Studierende sind fleißiger als ihr Ruf, das ist nichts Neues. Doch wie ausdauernd sie sind, wird sich in den kommenden Wochen zeigen. Denn wo die Universitäten geschlossen sind und Prüfungen verschoben wurden, sollen Studierende nun freiwillig auf dem Feld helfen. Die ersten haben schon begonnen. Bis zu 300.000 Saisonarbeitskräfte aus Osteuropa fehlen der deutschen Landwirtschaft aufgrund der Einreisebeschränkungen durch die Corona-Pandemie. Doch dem Frühling ist das egal: Die Spargelzeit beginnt jetzt, auf den Hopfenfeldern müssen Drähte als Wachshilfen gespannt werden, Setzlinge wollen raus aufs Feld und bald sind die ersten Erdbeeren reif. Die Zeit drängt also. Was nicht gepflanzt wird, kann nicht geerntet werden. Und was nicht geerntet wird, kann niemand essen.
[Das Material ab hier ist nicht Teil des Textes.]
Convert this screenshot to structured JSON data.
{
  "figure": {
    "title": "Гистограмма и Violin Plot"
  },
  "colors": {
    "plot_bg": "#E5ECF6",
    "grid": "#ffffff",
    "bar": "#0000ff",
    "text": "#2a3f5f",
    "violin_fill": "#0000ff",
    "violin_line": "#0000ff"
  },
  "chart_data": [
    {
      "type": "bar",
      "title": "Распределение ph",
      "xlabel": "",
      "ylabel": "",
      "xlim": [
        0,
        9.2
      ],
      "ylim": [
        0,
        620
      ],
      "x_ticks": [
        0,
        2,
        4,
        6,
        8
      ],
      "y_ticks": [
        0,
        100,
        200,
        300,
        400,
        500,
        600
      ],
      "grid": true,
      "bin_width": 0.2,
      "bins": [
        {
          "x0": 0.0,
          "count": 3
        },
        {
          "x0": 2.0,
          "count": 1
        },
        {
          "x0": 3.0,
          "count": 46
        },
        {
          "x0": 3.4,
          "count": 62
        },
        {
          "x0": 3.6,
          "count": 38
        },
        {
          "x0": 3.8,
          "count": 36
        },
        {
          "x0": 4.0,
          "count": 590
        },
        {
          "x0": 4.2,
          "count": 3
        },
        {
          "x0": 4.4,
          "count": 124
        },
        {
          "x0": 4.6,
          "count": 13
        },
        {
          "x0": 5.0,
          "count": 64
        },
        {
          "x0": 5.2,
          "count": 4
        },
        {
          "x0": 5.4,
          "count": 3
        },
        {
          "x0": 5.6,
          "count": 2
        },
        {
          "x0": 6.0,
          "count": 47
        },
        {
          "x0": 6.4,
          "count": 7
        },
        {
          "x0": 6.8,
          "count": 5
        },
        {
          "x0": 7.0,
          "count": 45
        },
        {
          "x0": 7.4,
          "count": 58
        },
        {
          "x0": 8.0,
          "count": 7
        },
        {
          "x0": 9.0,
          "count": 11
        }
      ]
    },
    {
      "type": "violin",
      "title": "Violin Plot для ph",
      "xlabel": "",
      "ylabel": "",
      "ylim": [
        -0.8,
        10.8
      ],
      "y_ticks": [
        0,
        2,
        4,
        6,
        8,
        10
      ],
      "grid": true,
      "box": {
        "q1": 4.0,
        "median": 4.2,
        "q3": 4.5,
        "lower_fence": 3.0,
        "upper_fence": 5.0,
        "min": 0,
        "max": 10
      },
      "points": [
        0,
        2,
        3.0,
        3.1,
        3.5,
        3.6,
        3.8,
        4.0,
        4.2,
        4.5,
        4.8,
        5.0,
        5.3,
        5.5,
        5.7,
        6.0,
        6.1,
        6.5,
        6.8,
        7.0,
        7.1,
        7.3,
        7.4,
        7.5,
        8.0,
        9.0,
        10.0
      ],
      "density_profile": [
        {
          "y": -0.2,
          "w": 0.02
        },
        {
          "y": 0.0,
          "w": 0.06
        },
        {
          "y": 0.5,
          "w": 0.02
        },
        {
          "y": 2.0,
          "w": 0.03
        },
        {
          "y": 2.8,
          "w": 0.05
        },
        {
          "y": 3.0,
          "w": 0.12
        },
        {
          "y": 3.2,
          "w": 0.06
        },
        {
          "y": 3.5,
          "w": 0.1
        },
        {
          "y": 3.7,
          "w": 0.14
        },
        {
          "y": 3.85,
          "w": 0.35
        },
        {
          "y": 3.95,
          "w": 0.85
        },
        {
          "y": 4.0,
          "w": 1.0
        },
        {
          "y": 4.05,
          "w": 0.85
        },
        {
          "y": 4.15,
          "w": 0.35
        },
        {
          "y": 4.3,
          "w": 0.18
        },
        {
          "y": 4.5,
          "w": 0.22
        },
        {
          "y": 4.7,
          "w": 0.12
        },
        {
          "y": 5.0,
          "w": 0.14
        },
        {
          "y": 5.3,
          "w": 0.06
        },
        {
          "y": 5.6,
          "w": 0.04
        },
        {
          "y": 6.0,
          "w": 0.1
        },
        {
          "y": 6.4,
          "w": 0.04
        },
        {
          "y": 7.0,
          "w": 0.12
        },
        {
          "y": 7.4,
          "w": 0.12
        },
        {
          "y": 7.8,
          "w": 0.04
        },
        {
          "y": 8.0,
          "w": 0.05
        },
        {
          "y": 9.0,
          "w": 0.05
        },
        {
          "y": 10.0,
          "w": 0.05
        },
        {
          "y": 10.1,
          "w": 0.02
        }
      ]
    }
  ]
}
Das Bundeslandwirtschaftsministerium und der Maschinenring – eine bundesweite Vereinigung von Landwirten – haben daher vergangene Woche die Plattform Das Land hilft ins Leben gerufen, um Bürger und Landwirte zusammenzubringen. Interessierte können dort Hilfsangebote online stellen,  Bauern Hilfsgesuche. Neben Angestellten aus Gastronomie und Hotellerie ruft die Plattform explizit Studierende auf, sich zu engagieren. Die Hilfsbereitschaft ist groß, bis Dienstagmorgen haben sich etwa 39.400 Menschen auf der Webseite gemeldet. Davon sind etwa ein Drittel Studierende, schätzt Guido Krisam, Sprecher des Maschinenrings. Doch die Feldarbeit ist voller Strapazen und etwas anderes, als in der Bibliothek zu sitzen. Fühlen sich die Studenten dem gewappnet?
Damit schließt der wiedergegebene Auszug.